Alvarez-Vasquez Fernando, Sims Kellie J, Voit Eberhard O, Hannun Yusuf A
Dept. of Biostatistics, Bioinformatics and Epidemiology. Medical University of South Carolina, Charleston, SC. USA.
Theor Biol Med Model. 2007 Oct 31;4:42. doi: 10.1186/1742-4682-4-42.
The diauxic shift in yeast requires cells to coordinate a complicated response that involves numerous genes and metabolic processes. It is unknown whether responses of this type are mediated in vivo through changes in a few "key" genes and enzymes, which are mathematically characterized by high sensitivities, or whether they are based on many small changes in genes and enzymes that are not particularly sensitive. In contrast to global assessments of changes in gene or protein interaction networks, we study here control aspects of the diauxic shift by performing a detailed analysis of one specific pathway-sphingolipid metabolism-which is known to have signaling functions and is associated with a wide variety of stress responses.

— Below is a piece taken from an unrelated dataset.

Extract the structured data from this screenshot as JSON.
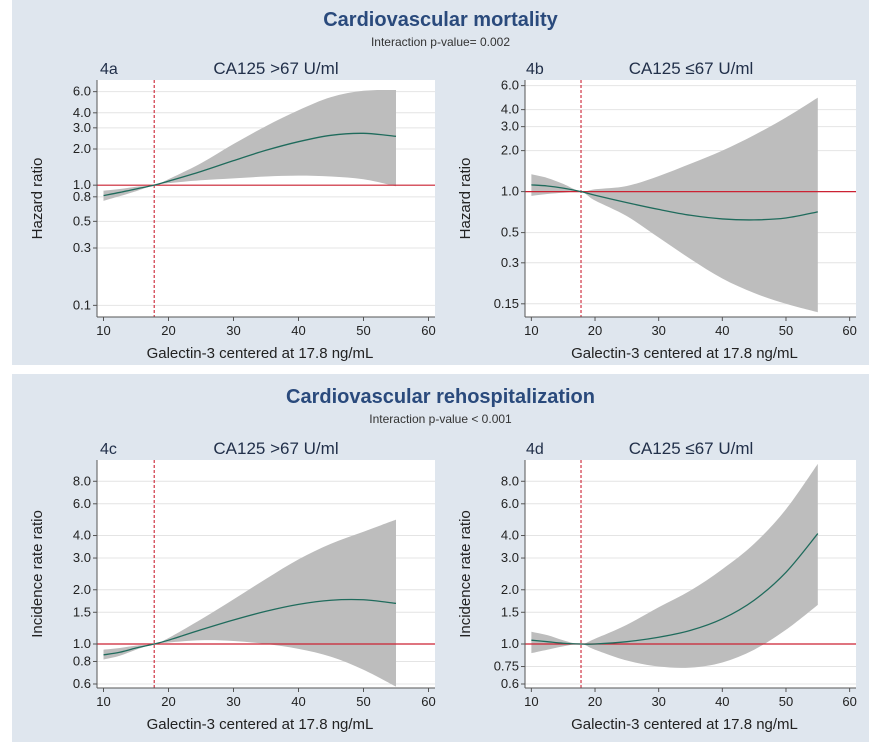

The approach uses two components: publicly available sets of expression data of sphingolipid genes and a recently developed Generalized Mass Action (GMA) mathematical model of the sphingolipid pathway. In one line of exploration, we analyze the sensitivity of the model with respect to enzyme activities, and thus gene expression. Complementary to this approach, we convert the gene expression data into changes in enzyme activities and then predict metabolic consequences by means of the mathematical model. It was found that most of the sensitivities in the model are low in magnitude, but that some stand out as relatively high. This information was then deployed to test whether the cell uses a few of the very sensitive pathway steps to mount a response or whether the control is distributed throughout the pathway. Pilot experiments confirm qualitatively and in part quantitatively the predictions of a group of metabolite simulations.

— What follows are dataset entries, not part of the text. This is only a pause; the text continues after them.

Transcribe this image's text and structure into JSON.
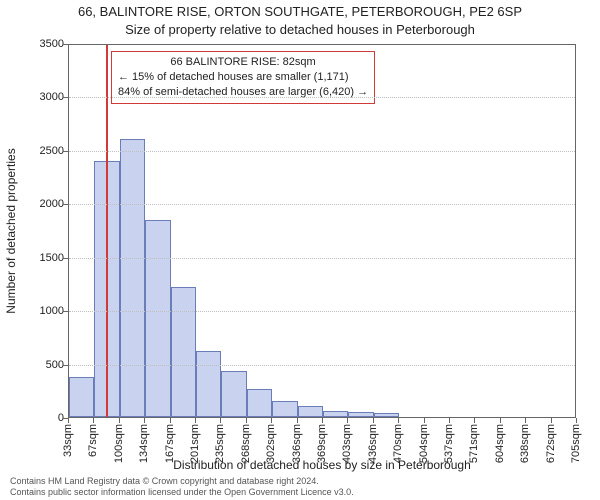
{
  "titles": {
    "line1": "66, BALINTORE RISE, ORTON SOUTHGATE, PETERBOROUGH, PE2 6SP",
    "line2": "Size of property relative to detached houses in Peterborough"
  },
  "chart": {
    "type": "histogram",
    "background_color": "#ffffff",
    "border_color": "#666666",
    "grid_color": "#bfbfbf",
    "bar_fill": "#c9d3f0",
    "bar_border": "#6a7db8",
    "marker_color": "#d23a3a",
    "ylabel": "Number of detached properties",
    "xlabel": "Distribution of detached houses by size in Peterborough",
    "ylim": [
      0,
      3500
    ],
    "yticks": [
      0,
      500,
      1000,
      1500,
      2000,
      2500,
      3000,
      3500
    ],
    "xticks": [
      "33sqm",
      "67sqm",
      "100sqm",
      "134sqm",
      "167sqm",
      "201sqm",
      "235sqm",
      "268sqm",
      "302sqm",
      "336sqm",
      "369sqm",
      "403sqm",
      "436sqm",
      "470sqm",
      "504sqm",
      "537sqm",
      "571sqm",
      "604sqm",
      "638sqm",
      "672sqm",
      "705sqm"
    ],
    "bars": [
      370,
      2400,
      2600,
      1840,
      1220,
      620,
      430,
      260,
      150,
      100,
      60,
      50,
      40,
      0,
      0,
      0,
      0,
      0,
      0,
      0
    ],
    "marker_x_value": 82,
    "x_range": [
      33,
      705
    ],
    "info_box": {
      "line1": "66 BALINTORE RISE: 82sqm",
      "line2": "← 15% of detached houses are smaller (1,171)",
      "line3": "84% of semi-detached houses are larger (6,420) →"
    },
    "title_fontsize": 13,
    "label_fontsize": 12,
    "tick_fontsize": 11
  },
  "footer": {
    "line1": "Contains HM Land Registry data © Crown copyright and database right 2024.",
    "line2": "Contains public sector information licensed under the Open Government Licence v3.0."
  }
}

The results indicate that yeast coordinates sphingolipid mediated changes during the diauxic shift through an array of small changes in many genes and enzymes, rather than relying on a strategy involving a few select genes with high sensitivity. This study also highlights a novel approach in coupling data mining with mathematical modeling in order to evaluate specific metabolic pathways.
酵母中的二次生长转换要求细胞协调一种复杂的反应,该反应涉及众多基因和代谢过程。目前尚不清楚这种类型的反应在体内是通过少数具有高敏感性数学特征的“关键”基因和酶的变化介导的,还是基于基因和酶中许多不太敏感的小变化。与对基因或蛋白质相互作用网络变化的全局评估不同,我们在此通过对一个特定途径——鞘脂代谢进行详细分析来研究二次生长转换的控制方面,鞘脂代谢已知具有信号传导功能,并与多种应激反应相关。
该方法使用两个组件:公开可用的鞘脂基因表达数据集和最近开发的鞘脂途径广义质量作用(GMA)数学模型。在一条探索路线中,我们分析模型对酶活性以及基因表达的敏感性。作为此方法的补充,我们将基因表达数据转换为酶活性的变化,然后通过数学模型预测代谢后果。结果发现模型中的大多数敏感性在幅度上较低,但有些则相对较高。然后利用这些信息来测试细胞是使用少数非常敏感的途径步骤来产生反应,还是控制分布在整个途径中。初步实验定性且部分定量地证实了一组代谢物模拟的预测。
结果表明,酵母在二次生长转换过程中通过许多基因和酶的一系列小变化来协调鞘脂介导的变化,而不是依赖于涉及少数具有高敏感性的选定基因的策略。这项研究还突出了一种将数据挖掘与数学建模相结合以评估特定代谢途径的新方法。